Maturation of oocytes and early embryo development are regulated precisely by numerous factors at transcriptional and posttranslational levels through precise mechanisms. N6-methyladenosine (m(6)A) is the most common modification in mRNA which regulates RNA metabolism and gene expression. However, the role of RNA m(6)A on porcine oocyte maturation and early embryogenesis is largely unknown. Here, we found that oocytes treated with cycloleucine (CL), an RNA m(6)A inhibitor, express impaired cumulus expansion, increased production of reactive oxygen species (ROS) in the mitochondria, and delayed maturation of oocytes by disrupting spindle organization and chromosome alignment. Also, CL halted the development of embryos at the 4-cell stage and resulted in low-quality blastocysts. Furthermore, CL treatment decreased the RNA m(6)A, H3K4me3, and H3K9me3 levels, but increased the acetylation level of H4K16 during parthenogenetic embryonic development in pigs. Single-cell RNA-seq (scRNA-seq) analysis further revealed that CL treatment dramatically up-regulated the expression of metabolism-related genes (SLC16A1, and MAIG3 etc.) and maternal related genes, including BTG4, WEE2, and BMP15 among others, at the blastocyst stage.
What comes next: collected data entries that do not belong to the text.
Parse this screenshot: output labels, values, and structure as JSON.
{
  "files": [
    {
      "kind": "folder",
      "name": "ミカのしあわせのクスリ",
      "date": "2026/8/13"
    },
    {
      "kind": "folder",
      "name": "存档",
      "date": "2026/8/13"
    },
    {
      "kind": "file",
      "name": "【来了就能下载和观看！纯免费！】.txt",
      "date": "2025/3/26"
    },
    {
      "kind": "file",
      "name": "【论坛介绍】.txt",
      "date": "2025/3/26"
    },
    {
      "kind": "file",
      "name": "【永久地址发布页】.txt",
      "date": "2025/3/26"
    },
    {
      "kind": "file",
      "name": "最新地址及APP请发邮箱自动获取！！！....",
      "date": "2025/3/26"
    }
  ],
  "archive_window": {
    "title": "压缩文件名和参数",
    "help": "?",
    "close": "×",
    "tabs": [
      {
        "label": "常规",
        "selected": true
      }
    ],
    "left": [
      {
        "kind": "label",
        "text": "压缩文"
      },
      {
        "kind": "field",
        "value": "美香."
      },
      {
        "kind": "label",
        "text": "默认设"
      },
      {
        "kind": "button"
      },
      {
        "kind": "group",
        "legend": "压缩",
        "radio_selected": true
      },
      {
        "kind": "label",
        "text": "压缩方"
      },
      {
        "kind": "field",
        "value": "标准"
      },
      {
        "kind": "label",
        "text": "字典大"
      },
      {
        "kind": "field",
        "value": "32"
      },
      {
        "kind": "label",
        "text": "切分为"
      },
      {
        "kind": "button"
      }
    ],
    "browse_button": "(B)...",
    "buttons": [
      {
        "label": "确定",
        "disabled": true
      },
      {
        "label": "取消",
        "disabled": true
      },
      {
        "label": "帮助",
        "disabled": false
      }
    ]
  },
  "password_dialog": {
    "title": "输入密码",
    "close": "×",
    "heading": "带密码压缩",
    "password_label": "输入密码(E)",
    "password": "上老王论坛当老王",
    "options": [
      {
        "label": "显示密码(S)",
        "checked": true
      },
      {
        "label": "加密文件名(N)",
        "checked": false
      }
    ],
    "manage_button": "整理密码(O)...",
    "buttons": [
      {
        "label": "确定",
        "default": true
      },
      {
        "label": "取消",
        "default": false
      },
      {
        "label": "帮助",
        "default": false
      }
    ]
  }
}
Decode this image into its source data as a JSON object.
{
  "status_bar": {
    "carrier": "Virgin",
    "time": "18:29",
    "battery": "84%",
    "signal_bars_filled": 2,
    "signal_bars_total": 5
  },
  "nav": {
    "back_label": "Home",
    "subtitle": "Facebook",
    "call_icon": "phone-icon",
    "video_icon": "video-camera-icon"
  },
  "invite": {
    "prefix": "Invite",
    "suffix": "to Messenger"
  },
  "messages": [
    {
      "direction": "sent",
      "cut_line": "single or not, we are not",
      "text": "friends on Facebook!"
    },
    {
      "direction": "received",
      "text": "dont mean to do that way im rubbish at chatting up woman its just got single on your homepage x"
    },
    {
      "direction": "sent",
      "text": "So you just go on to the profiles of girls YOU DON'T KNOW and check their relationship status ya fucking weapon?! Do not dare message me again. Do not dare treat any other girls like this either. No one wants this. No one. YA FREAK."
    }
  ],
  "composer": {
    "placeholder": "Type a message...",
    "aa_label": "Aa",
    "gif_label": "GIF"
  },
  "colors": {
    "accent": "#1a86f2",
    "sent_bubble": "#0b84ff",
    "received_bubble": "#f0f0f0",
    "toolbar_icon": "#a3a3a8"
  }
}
Taken together, inhibition of RNA m(6)A by CL impaired meiosis of oocytes and early embryonic development of porcine via RNAm(6)A methylation, histone modifications, and altering the expression of metabolism-related genes in blastocysts. (C) 2021 Published by Elsevier Inc.

Automated summary

Inhibition of RNA m(6)A with cycloleucine (CL) impairs porcine oocyte maturation and early embryonic development, resulting in compromised cumulus expansion, increased ROS production in mitochondria, and halted embryo development. Additionally, CL treatment affects the expression of metabolism-related genes and histone modifications in blastocysts.